In 1875 Erb described a condition characterized clinically by paresis and spasm or rigidity in the inferior extremities, and without loss or impairment of sensation, and expressed the opinion that this depended on a primary degenerative change in the pyramidal fibres of the lateral columns of the cord. Since then this condition has been very frequently observed clinically, and has been the subject of much discussion. For a long time no indubitable anatomical evidence was forthcoming in support of the view advanced by Erb, and indeed, even now were we to confine ourselves to such cases occurring in the adult, the anatomical evidence is exceedingly meagre, nor has an absolutely conclusive demonstration of the condition been furnished. Still a case published by Dreschfeld in 1881 and another by Striimpell in 1894 almost satisfy the conditions. Although not infrequently observed clinically it is only rarely that such cases come to post-mortem examination, since the disease does not tend much to shorten life; and for long such autopsies as were obtained where the diagnosis of this condition had been made during life, gave no confirmation of its separate existence, but merely showed this condition to be part of, it might be, a disseminated sclerosis or a secondary degenerative change in the course of some form of myelitis. Westphal and some others have found a state of things which almost satisfies the conditions in some cases of paretic dementia.

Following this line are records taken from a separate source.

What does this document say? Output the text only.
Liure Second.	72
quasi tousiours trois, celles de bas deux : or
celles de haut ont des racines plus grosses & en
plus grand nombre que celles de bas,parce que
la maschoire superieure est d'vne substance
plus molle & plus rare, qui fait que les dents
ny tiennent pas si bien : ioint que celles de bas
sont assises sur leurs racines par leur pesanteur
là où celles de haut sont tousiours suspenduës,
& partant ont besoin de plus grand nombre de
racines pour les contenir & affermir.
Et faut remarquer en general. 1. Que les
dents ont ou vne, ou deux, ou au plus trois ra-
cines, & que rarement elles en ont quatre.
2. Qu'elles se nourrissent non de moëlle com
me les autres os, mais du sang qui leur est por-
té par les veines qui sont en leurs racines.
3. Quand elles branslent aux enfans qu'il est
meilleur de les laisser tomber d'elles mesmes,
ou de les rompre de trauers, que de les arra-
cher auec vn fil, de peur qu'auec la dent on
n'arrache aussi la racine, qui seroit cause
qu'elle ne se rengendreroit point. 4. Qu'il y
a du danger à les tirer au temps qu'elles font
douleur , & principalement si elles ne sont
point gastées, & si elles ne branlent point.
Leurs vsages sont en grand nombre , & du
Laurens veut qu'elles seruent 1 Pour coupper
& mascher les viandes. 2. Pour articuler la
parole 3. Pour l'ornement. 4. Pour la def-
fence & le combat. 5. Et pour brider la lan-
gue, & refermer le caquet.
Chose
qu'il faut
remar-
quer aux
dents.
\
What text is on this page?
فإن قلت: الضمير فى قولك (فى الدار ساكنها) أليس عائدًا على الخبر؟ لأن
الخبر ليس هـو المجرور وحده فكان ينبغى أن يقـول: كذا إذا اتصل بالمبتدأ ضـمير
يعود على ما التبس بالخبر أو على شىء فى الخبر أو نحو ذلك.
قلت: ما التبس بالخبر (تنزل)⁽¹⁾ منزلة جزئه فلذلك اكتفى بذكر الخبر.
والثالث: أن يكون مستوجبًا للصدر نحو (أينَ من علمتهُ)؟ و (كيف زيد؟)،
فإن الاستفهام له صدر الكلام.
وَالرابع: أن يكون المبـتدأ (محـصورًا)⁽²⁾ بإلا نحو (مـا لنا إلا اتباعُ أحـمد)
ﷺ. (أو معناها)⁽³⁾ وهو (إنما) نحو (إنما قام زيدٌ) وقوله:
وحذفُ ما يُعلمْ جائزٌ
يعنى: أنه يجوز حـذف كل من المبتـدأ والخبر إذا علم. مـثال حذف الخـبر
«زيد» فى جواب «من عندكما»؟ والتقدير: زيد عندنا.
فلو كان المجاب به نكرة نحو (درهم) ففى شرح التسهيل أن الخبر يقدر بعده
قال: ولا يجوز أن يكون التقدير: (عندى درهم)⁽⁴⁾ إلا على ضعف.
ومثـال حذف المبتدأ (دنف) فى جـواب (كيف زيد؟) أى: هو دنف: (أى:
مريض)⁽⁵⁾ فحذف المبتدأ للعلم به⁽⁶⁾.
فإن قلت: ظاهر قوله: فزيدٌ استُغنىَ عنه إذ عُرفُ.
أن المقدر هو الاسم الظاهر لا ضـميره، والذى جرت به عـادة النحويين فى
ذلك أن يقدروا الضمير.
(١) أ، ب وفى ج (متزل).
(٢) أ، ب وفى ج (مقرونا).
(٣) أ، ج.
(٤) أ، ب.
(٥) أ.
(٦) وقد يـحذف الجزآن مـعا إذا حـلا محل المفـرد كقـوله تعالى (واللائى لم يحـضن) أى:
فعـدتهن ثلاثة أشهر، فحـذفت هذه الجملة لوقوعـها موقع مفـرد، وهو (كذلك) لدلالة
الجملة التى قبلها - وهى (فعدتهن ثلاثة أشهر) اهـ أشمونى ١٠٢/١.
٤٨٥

The symptoms already referred to as characteristic of descending sclerosis are here very pronounced, namely, spasm of the muscles, chiefly of the lower extremities, with exaggerated tendon reflex. There is also, of course, paralysis.
The sclerosis is alleged to be primary or spontaneous and implicates both pyramidal tracts, having thus a distribution like that in the descending degenerations already described; but here it usually begins in the lumbar region of the cord, and both lateral tracts are simultaneously attacked. Occasionally there is an associated degeneration of the cells of the anterior cornua, and in that case there is muscular atrophy in addition to the other phenomena. To conditions of this kind, Charcot has given the name Amyotrophic lateral sclerosis.